Depois de figurar por dois anos no topo do fornecimento de trigo ao Brasil, os Estados Unidos devem perder força em 2015 no mercado local. Uma das maiores importadoras do cereal do mundo, a indústria brasileira tende a se abastecer quase que em sua totalidade no Mercosul, em especial na Argentina.

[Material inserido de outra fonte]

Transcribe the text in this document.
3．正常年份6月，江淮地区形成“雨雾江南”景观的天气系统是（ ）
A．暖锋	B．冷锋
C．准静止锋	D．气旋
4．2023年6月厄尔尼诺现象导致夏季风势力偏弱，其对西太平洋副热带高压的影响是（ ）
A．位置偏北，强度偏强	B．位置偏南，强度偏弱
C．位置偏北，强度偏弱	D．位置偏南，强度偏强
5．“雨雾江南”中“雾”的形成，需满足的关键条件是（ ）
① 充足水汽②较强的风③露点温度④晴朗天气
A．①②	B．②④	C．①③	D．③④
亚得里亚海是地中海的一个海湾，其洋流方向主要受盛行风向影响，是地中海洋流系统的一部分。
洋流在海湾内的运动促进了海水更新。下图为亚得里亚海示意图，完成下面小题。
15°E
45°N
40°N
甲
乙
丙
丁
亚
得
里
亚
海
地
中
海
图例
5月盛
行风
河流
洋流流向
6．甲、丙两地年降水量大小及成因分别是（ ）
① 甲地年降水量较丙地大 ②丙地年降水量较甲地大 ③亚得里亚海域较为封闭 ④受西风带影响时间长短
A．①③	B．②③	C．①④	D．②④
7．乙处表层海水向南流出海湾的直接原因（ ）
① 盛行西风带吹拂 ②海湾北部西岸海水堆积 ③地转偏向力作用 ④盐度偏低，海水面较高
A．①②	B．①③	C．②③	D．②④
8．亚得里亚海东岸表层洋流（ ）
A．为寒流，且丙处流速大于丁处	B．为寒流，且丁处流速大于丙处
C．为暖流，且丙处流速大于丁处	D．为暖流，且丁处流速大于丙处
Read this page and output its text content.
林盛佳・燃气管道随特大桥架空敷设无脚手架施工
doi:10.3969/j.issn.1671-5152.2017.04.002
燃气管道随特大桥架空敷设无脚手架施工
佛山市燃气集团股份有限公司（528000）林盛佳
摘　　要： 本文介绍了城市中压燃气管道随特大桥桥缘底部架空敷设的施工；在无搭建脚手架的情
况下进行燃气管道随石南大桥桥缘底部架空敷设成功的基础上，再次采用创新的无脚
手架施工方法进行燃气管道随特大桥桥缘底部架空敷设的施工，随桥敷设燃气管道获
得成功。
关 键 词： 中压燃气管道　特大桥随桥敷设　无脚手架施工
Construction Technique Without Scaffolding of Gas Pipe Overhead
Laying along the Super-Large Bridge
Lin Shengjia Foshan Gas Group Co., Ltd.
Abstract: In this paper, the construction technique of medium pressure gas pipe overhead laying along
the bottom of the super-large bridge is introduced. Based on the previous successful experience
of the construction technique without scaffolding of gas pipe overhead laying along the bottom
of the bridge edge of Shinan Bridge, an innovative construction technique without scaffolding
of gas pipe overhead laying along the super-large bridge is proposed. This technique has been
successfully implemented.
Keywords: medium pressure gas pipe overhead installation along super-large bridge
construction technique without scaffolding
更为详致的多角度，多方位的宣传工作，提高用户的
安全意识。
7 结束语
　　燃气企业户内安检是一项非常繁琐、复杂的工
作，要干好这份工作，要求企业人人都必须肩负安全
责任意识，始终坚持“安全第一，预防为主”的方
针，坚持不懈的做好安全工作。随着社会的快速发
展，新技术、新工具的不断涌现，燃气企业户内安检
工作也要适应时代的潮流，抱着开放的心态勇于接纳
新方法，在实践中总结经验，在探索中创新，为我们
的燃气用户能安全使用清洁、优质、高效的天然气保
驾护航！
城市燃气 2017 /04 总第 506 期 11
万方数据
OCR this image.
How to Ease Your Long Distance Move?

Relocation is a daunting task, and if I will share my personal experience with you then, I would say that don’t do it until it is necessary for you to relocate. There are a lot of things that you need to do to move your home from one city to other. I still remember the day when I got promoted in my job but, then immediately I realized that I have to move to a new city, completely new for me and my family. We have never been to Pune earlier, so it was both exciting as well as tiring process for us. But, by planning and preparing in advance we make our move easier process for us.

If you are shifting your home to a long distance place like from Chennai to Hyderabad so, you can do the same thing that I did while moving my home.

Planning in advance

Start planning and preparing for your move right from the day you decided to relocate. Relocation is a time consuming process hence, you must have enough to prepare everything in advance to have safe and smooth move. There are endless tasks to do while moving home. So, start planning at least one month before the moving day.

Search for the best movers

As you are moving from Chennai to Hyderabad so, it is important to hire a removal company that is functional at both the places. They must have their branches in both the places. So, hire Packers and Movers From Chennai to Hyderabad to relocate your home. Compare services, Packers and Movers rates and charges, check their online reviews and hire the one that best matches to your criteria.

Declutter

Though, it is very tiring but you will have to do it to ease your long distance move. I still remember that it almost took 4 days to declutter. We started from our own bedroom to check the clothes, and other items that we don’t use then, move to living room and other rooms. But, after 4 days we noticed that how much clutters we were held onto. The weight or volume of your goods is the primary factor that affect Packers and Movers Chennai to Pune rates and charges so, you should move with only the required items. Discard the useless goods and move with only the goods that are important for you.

Na última semana, o país vizinho elevou sua estimativa para a safra 2014/15 de trigo para 13,9 milhões de toneladas, ante as 13 milhões de toneladas previstas anteriormente. Considerando a existência de estoques iniciais de 2 milhões de toneladas, a oferta exportável do cereal no país vizinho – com manutenção de estoques nos mesmos volumes ao fim do ciclo – está estimada em 7,9 milhões de toneladas, segundo o presidente do Moinho Pacífico, Lawrence Pih.
“O Brasil deve se abastecer dentro do Mercosul. Ainda há uma oferta de cerca de 1 milhão de toneladas do Uruguai”, disse o empresário, dono de um dos maiores moinhos da América Latina.
Na estimativa mais conservadora, a Argentina deve ter um excedente exportável de até 7 milhões a ser embarcado entre janeiro e dezembro deste ano. Há pelo menos três anos-safra o país vizinho não tem uma sobra tão significativa. Conforme a consultoria Safras & Mercado, a última safra em que a Argentina embarcou volumes robustos foi em 2011/12 (de dezembro de 2011 a novembro de 2012), de 11,7 milhões de toneladas. Nas duas temporadas seguintes – 2012/13 e 2013/14, as exportações se limitaram a 3,250 milhões e 2,5 milhões de toneladas, respectivamente.
Nos últimos anos, o Brasil teve que buscar trigo fora do Mercosul para atender seu consumo interno. Isso ocorreu porque o excedente de cereal na Argentina era pequeno, reflexo de problemas climáticos e da redução do plantio pelos produtores do país devido às sucessivas interferências do governo da presidente Cristina Kirchner no mercado.
Por conta da menor oferta no Mercosul, nos anos de 2013 e 2014, o governo brasileiro isentou a importação de trigo de fora do bloco do pagamento da Tarifa Externa Comum (TEC), de 10%. Com isso, a importação de trigo americano atingiu 3,475 milhões de toneladas em 2013 – ante 2,539 milhões de toneladas adquiridas da Argentina no mesmo ano. Em 2014, foram 2,639 milhões de toneladas dos Estados Unidos e 1,569 milhão de toneladas da Argentina.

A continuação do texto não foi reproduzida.